The initial version uses the Google Prediction API as the machine learning backend, and obviously some tweaking would need to be done to the model to get it to 99% right, but I'm confident that for verticals like event tickets this service would be very useful. Imagine Coachella tickets not selling out within 5 minutes or a play at a local theater having an automatic discount the night before the show if half the seats are still unfilled.

1 comments

Can we run through an example of how this works? Let's say I have a website that sells Super Bowl tickets.
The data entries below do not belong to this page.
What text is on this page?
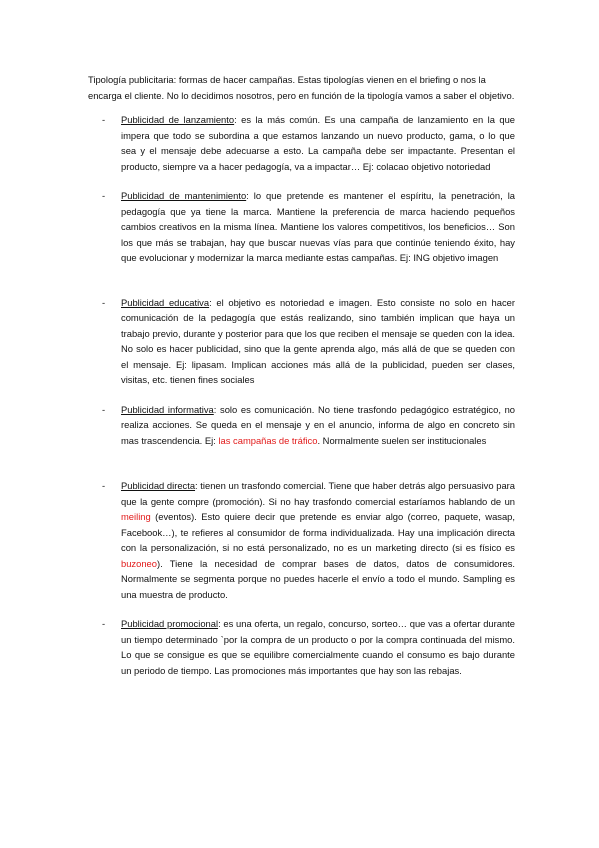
Tipología publicitaria: formas de hacer campañas. Estas tipologías vienen en el briefing o nos la encarga el cliente. No lo decidimos nosotros, pero en función de la tipología vamos a saber el objetivo.

- Publicidad de lanzamiento: es la más común. Es una campaña de lanzamiento en la que impera que todo se subordina a que estamos lanzando un nuevo producto, gama, o lo que sea y el mensaje debe adecuarse a esto. La campaña debe ser impactante. Presentan el producto, siempre va a hacer pedagogía, va a impactar… Ej: colacao objetivo notoriedad
- Publicidad de mantenimiento: lo que pretende es mantener el espíritu, la penetración, la pedagogía que ya tiene la marca. Mantiene la preferencia de marca haciendo pequeños cambios creativos en la misma línea. Mantiene los valores competitivos, los beneficios… Son los que más se trabajan, hay que buscar nuevas vías para que continúe teniendo éxito, hay que evolucionar y modernizar la marca mediante estas campañas. Ej: ING objetivo imagen
- Publicidad educativa: el objetivo es notoriedad e imagen. Esto consiste no solo en hacer comunicación de la pedagogía que estás realizando, sino también implican que haya un trabajo previo, durante y posterior para que los que reciben el mensaje se queden con la idea. No solo es hacer publicidad, sino que la gente aprenda algo, más allá de que se queden con el mensaje. Ej: lipasam. Implican acciones más allá de la publicidad, pueden ser clases, visitas, etc. tienen fines sociales
- Publicidad informativa: solo es comunicación. No tiene trasfondo pedagógico estratégico, no realiza acciones. Se queda en el mensaje y en el anuncio, informa de algo en concreto sin mas trascendencia. Ej: las campañas de tráfico. Normalmente suelen ser institucionales
- Publicidad directa: tienen un trasfondo comercial. Tiene que haber detrás algo persuasivo para que la gente compre (promoción). Si no hay trasfondo comercial estaríamos hablando de un meiling (eventos). Esto quiere decir que pretende es enviar algo (correo, paquete, wasap, Facebook…), te refieres al consumidor de forma individualizada. Hay una implicación directa con la personalización, si no está personalizado, no es un marketing directo (si es físico es buzoneo). Tiene la necesidad de comprar bases de datos, datos de consumidores. Normalmente se segmenta porque no puedes hacerle el envío a todo el mundo. Sampling es una muestra de producto.
- Publicidad promocional: es una oferta, un regalo, concurso, sorteo… que vas a ofertar durante un tiempo determinado `por la compra de un producto o por la compra continuada del mismo. Lo que se consigue es que se equilibre comercialmente cuando el consumo es bajo durante un periodo de tiempo. Las promociones más importantes que hay son las rebajas.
I open sales at market price of $1999.00. Then, does every time a purchase happen I send you a post event such as:

    {"item": 150242, "price": 1999.00, at: "2014-08-03T12:40:34Z"}
Then when rendering the product I call into your api to fetch the surge price adjusted value `/v1/150242` and get back:

    {"item" 150242, "quantity_left", 48, "surge_price": 2033.00, "original_price": 1999.00, "percent_change": 1.7 }
Yup, that's basically right.

We also have implemented a "real-time" aspect whereby the price can also fluctuate based on the number of users currently viewing/purchasing an item vs. the average number of users usually viewing the item (for example when Outside Lands begins selling their tickets at 10am PST). Other factors taken into consideration (as of now, but more to come) are: inventory_remaining, and profit_margin (i.e. how much you make on each sale).